You've seen it on Friends, Sex and the City, How I Met Your Mother and Parks and Recs. Best friends, always around each other, sharing all of their ups and downs, always meeting for cosmos or coffee at all hours of the day. But in real life, as I'm approaching 25, I find that I spend most of my time alone or with my boyfriend, and no matter how many people I meet or how many times I go on Bumble BFF to swipe, I find that my best friends are all scattered or impossible to make plans with. Which leaves me to ask, what the hell is up? I text most of my friends every week, sometimes FaceTime them, and we try to fly out to see each other. We all make the effort, but somehow life does not leave us with a Carrie and Co. friendship circle.

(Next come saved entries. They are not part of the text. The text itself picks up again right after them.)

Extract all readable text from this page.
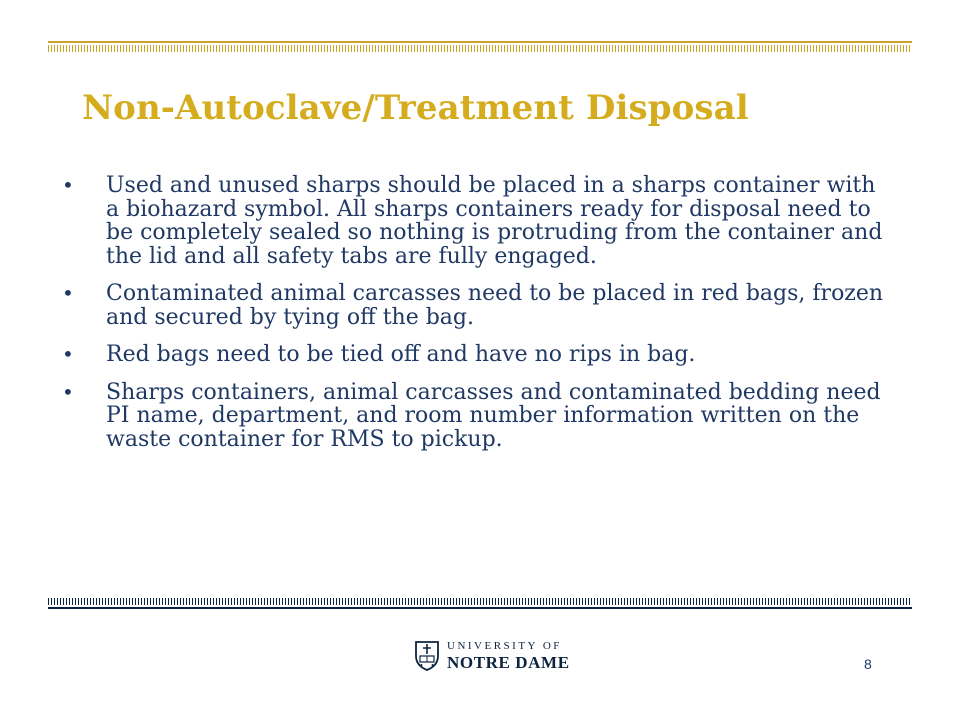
Non-Autoclave/Treatment Disposal
•	Used and unused sharps should be placed in a sharps container with a biohazard symbol. All sharps containers ready for disposal need to be completely sealed so nothing is protruding from the container and the lid and all safety tabs are fully engaged.
•	Contaminated animal carcasses need to be placed in red bags, frozen and secured by tying off the bag.
•	Red bags need to be tied off and have no rips in bag.
•	Sharps containers, animal carcasses and contaminated bedding need PI name, department, and room number information written on the waste container for RMS to pickup.
UNIVERSITY OF
NOTRE DAME	8
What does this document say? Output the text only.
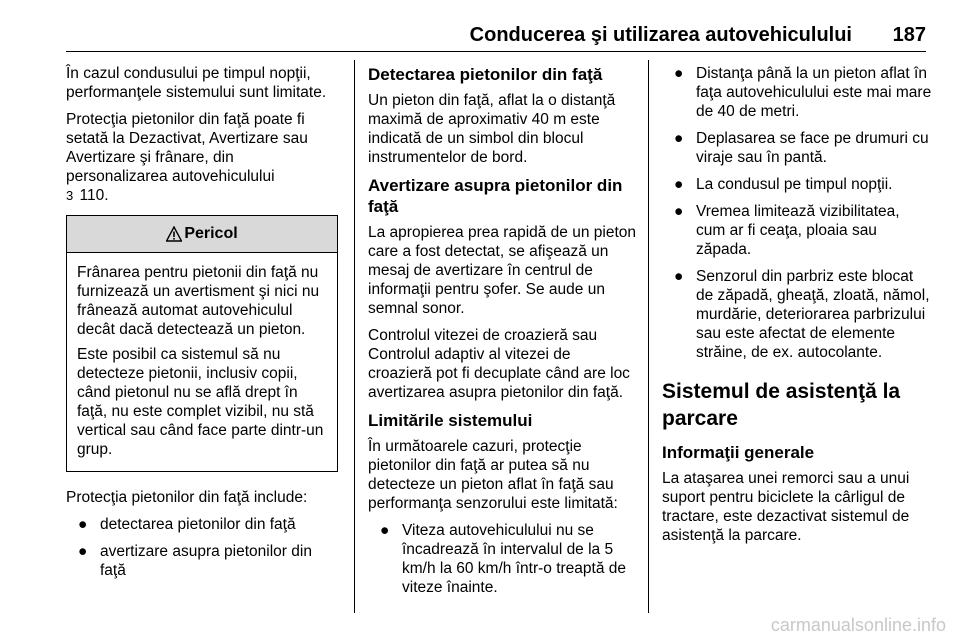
Conducerea şi utilizarea autovehiculului 187

În cazul condusului pe timpul nopţii, performanţele sistemului sunt limitate.

Protecţia pietonilor din faţă poate fi setată la Dezactivat, Avertizare sau Avertizare şi frânare, din personalizarea autovehiculului
3 110.

Pericol

Frânarea pentru pietonii din faţă nu furnizează un avertisment şi nici nu frânează automat autovehiculul decât dacă detectează un pieton.

Este posibil ca sistemul să nu detecteze pietonii, inclusiv copii, când pietonul nu se află drept în faţă, nu este complet vizibil, nu stă vertical sau când face parte dintr-un grup.

Protecţia pietonilor din faţă include:

● detectarea pietonilor din faţă
● avertizare asupra pietonilor din faţă
Detectarea pietonilor din faţă

Un pieton din faţă, aflat la o distanţă maximă de aproximativ 40 m este indicată de un simbol din blocul instrumentelor de bord.

Avertizare asupra pietonilor din faţă

La apropierea prea rapidă de un pieton care a fost detectat, se afişează un mesaj de avertizare în centrul de informaţii pentru şofer. Se aude un semnal sonor.

Controlul vitezei de croazieră sau Controlul adaptiv al vitezei de croazieră pot fi decuplate când are loc avertizarea asupra pietonilor din faţă.

Limitările sistemului

În următoarele cazuri, protecţie pietonilor din faţă ar putea să nu detecteze un pieton aflat în faţă sau performanţa senzorului este limitată:

● Viteza autovehiculului nu se încadrează în intervalul de la 5 km/h la 60 km/h într-o treaptă de viteze înainte.
● Distanţa până la un pieton aflat în faţa autovehiculului este mai mare de 40 de metri.
● Deplasarea se face pe drumuri cu viraje sau în pantă.
● La condusul pe timpul nopţii.
● Vremea limitează vizibilitatea, cum ar fi ceaţa, ploaia sau zăpada.
● Senzorul din parbriz este blocat de zăpadă, gheaţă, zloată, nămol, murdărie, deteriorarea parbrizului sau este afectat de elemente străine, de ex. autocolante.
Sistemul de asistenţă la parcare
Informaţii generale

La ataşarea unei remorci sau a unui suport pentru biciclete la cârligul de tractare, este dezactivat sistemul de asistenţă la parcare.

carmanualsonline.info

I think that we all crave intimacy, but somehow fail to achieve it due to the unavoidable changes in life. People move, people get more demanding jobs, and we are left binge-watching friends, wishing that our own joey and Chandler walk in for breakfast. I hate to be one of those people, but I truly think that social media and Netflix (I'm guilty of this for sure) have caused us to disconnect from intimacy with people. Somehow, spilling your guts over instagram DM is just not the same as venting in person.

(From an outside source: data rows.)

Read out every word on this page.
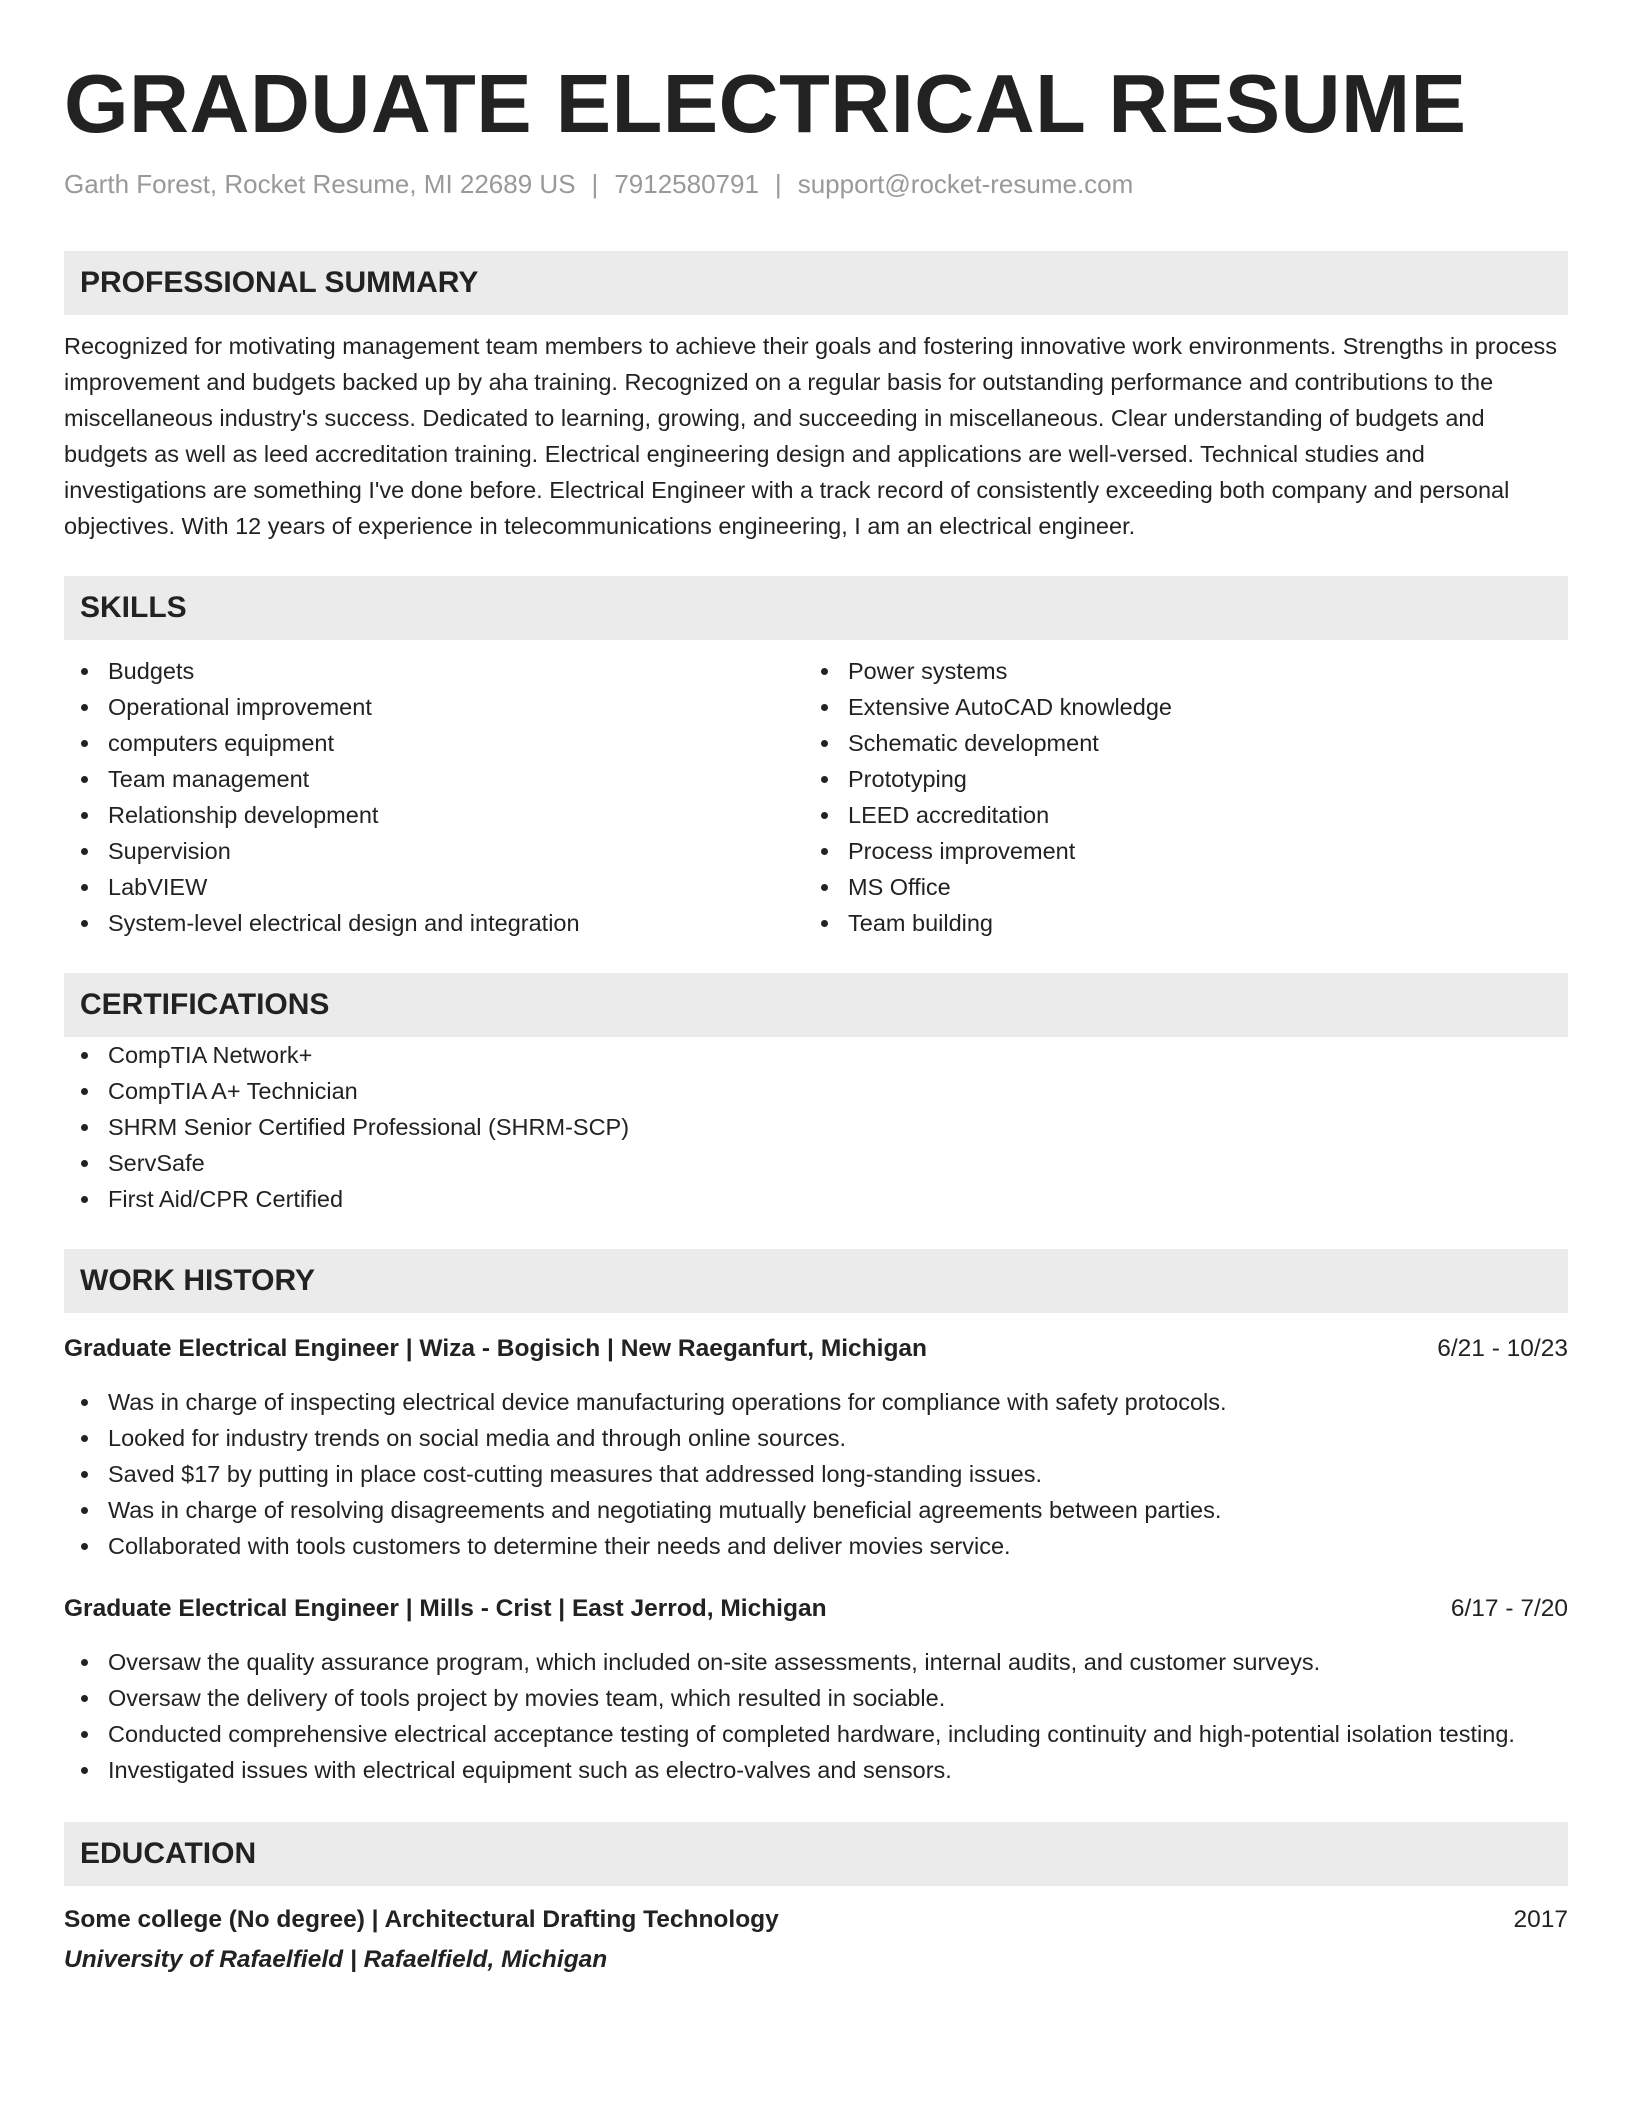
GRADUATE ELECTRICAL RESUME
Garth Forest, Rocket Resume, MI 22689 US | 7912580791 | support@rocket-resume.com
PROFESSIONAL SUMMARY
Recognized for motivating management team members to achieve their goals and fostering innovative work environments. Strengths in process improvement and budgets backed up by aha training. Recognized on a regular basis for outstanding performance and contributions to the miscellaneous industry's success. Dedicated to learning, growing, and succeeding in miscellaneous. Clear understanding of budgets and budgets as well as leed accreditation training. Electrical engineering design and applications are well-versed. Technical studies and investigations are something I've done before. Electrical Engineer with a track record of consistently exceeding both company and personal objectives. With 12 years of experience in telecommunications engineering, I am an electrical engineer.
SKILLS
Budgets
Operational improvement
computers equipment
Team management
Relationship development
Supervision
LabVIEW
System-level electrical design and integration
Power systems
Extensive AutoCAD knowledge
Schematic development
Prototyping
LEED accreditation
Process improvement
MS Office
Team building
CERTIFICATIONS
CompTIA Network+
CompTIA A+ Technician
SHRM Senior Certified Professional (SHRM-SCP)
ServSafe
First Aid/CPR Certified
WORK HISTORY
Graduate Electrical Engineer | Wiza - Bogisich | New Raeganfurt, Michigan	6/21 - 10/23
Was in charge of inspecting electrical device manufacturing operations for compliance with safety protocols.
Looked for industry trends on social media and through online sources.
Saved $17 by putting in place cost-cutting measures that addressed long-standing issues.
Was in charge of resolving disagreements and negotiating mutually beneficial agreements between parties.
Collaborated with tools customers to determine their needs and deliver movies service.
Graduate Electrical Engineer | Mills - Crist | East Jerrod, Michigan	6/17 - 7/20
Oversaw the quality assurance program, which included on-site assessments, internal audits, and customer surveys.
Oversaw the delivery of tools project by movies team, which resulted in sociable.
Conducted comprehensive electrical acceptance testing of completed hardware, including continuity and high-potential isolation testing.
Investigated issues with electrical equipment such as electro-valves and sensors.
EDUCATION
Some college (No degree) | Architectural Drafting Technology	2017
University of Rafaelfield | Rafaelfield, Michigan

However, I have found that I'm learning to put in some more effort into my current friendships, and vice versa. One of my longest friends (we've known each other for a DECADE!) is coming to visit me for spring break, another best friend and I try to call each other once a week to catch up. We should stop focusing on these clearly unattainable friendships- theres not enough hours in the week to go to work, get cosmos with Samantha, workout with Charlotte, and have some chatting time with Miranda, along with having some time for your own time; and rarely do all of your best friends live in the same building. But we can focus on being more sincere, less selfish, and focus on what we have here in front of us. Take the time to reach out, schedule a game night, call your BFF in California. After all, they're your best friends.